In a significant departure from his famous unwillingness to greet international envoys, Prime Minister Balendra Shah on Tuesday met collectively with a delegation of ambassadors and diplomats from the EU and other countries.

Given his reclusiveness, the guests were made to feel honoured and lucky. He had earlier refused to meet US president’s special emissary in charge of South and Central Asia Sergio Gor, as well as Indian Foreign Secretary Vikram Misri and British Minister for the Indo-Pacific Seema Malhotra.

While some diplomats privately said they were underwhelmed by the meeting during which the prime minister spoke for four minutes, the optics was meant for the domestic gallery where it was played like the international community was paying homage to Nepal’s enigmatic leader.

Speaking with the press on Tuesday following their meeting, the ambassadors said they were all “very honoured to be granted an audience” with the prime minister.

Swedish Ambassador Jan Thesleff was diplomatic: “We had a two-hour session, one of the first such meetings with foreign diplomats, which was interesting. For us, representing the EU altogether, the meeting was a vote of confidence in the relationship, which we want to build on.”

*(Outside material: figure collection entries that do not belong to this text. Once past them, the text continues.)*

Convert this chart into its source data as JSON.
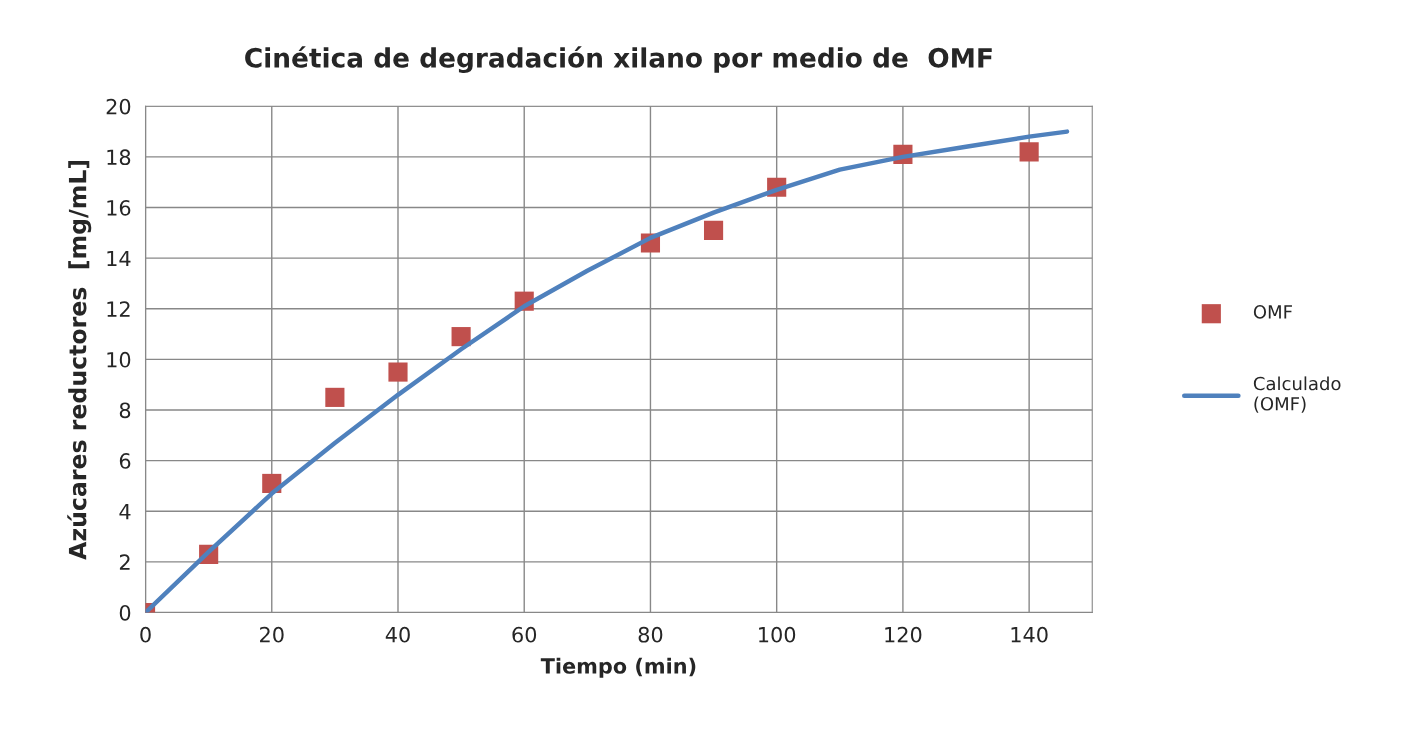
{
  "chart_data": {
    "type": "scatter",
    "title": "Cinética de degradación xilano por medio de  OMF",
    "xlabel": "Tiempo (min)",
    "ylabel": "Azúcares reductores  [mg/mL]",
    "xlim": [
      0,
      150
    ],
    "xticks": [
      0,
      20,
      40,
      60,
      80,
      100,
      120,
      140
    ],
    "ylim": [
      0,
      20
    ],
    "yticks": [
      0,
      2,
      4,
      6,
      8,
      10,
      12,
      14,
      16,
      18,
      20
    ],
    "grid": true,
    "legend": "right",
    "series": [
      {
        "name": "OMF",
        "marker": "square",
        "color": "#c0504d",
        "x": [
          0,
          10,
          20,
          30,
          40,
          50,
          60,
          80,
          90,
          100,
          120,
          140
        ],
        "values": [
          0,
          2.3,
          5.1,
          8.5,
          9.5,
          10.9,
          12.3,
          14.6,
          15.1,
          16.8,
          18.1,
          18.2
        ]
      },
      {
        "name": "Calculado (OMF)",
        "type": "line",
        "marker": "none",
        "line_style": "solid",
        "color": "#4f81bd",
        "x": [
          0,
          10,
          20,
          30,
          40,
          50,
          60,
          70,
          80,
          90,
          100,
          110,
          120,
          130,
          140,
          146
        ],
        "values": [
          0,
          2.4,
          4.7,
          6.7,
          8.6,
          10.4,
          12.1,
          13.5,
          14.8,
          15.8,
          16.7,
          17.5,
          18.0,
          18.4,
          18.8,
          19.0
        ]
      }
    ]
  }
}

But other sources present told us the prime minister did not use the chance to lay out Nepal’s new foreign policy strategy. The government has said Nepal does not want to be treated just as a buffer state anymore, and wants to carve out a new identity as a vibrant, forward-looking nation.

The PM's insistence on only meeting one-on-one with foreign leaders of similar rank has played well with domestic supporters, but alienated many in the international community who say such aloof protocol is counterproductive for one of Asia’s poorest nations.

BIG BROTHERS

Some foreign partners with little geostrategic interest in Nepal say the prime minister’s base may admire him for not kowtowing like his predecessors, but they worry it is not going down well in Washington, New Delhi and Beijing. “There is no changing the fact that we are a small state that needs foreign investment and support,” says Vijay Kant Karna of the Center for Social Innovation and Foreign Policy (CESIF). “So, when the PM backs out of meeting foreign envoys, it is Nepal’s loss, not the US, China, or India’s.”

Although they did not voice it publicly, some EU diplomats saw a contradiction between the prime minister’s assertion that he was working for the welfare of the “common people”, and his actions including mass evictions of urban poor and the Rs100 tax threshold at the Indian border.

In the run-up to the March polls, the RSP campaigned on implementing ‘development diplomacy’ to steer the country toward economic partnerships with India, China, and other countries through no-strings-attached aid and more foreign investment. 

But it will be difficult to achieve this and the ambitious targets of 7% annual growth and a $100 billion economy, without continued diplomatic engagement especially as Nepal wants to defer LDC graduation by three years. 

Most diplomats Nepali Times spoke to wanted to give the RSP government a chance to prove itself with transformative change through new policies and a budget to back it. But they say the signs so far are not good: for example, the arrest of corporate heads while at the same time trying to attract investment.

“I could see that the prime minister and his cabinet are very adamant in reaching their goals,” said Dutch ambassador Marisa Gerards. “We are all waiting for the budget because that will give us a lot more information on actually how he will reach these goals.”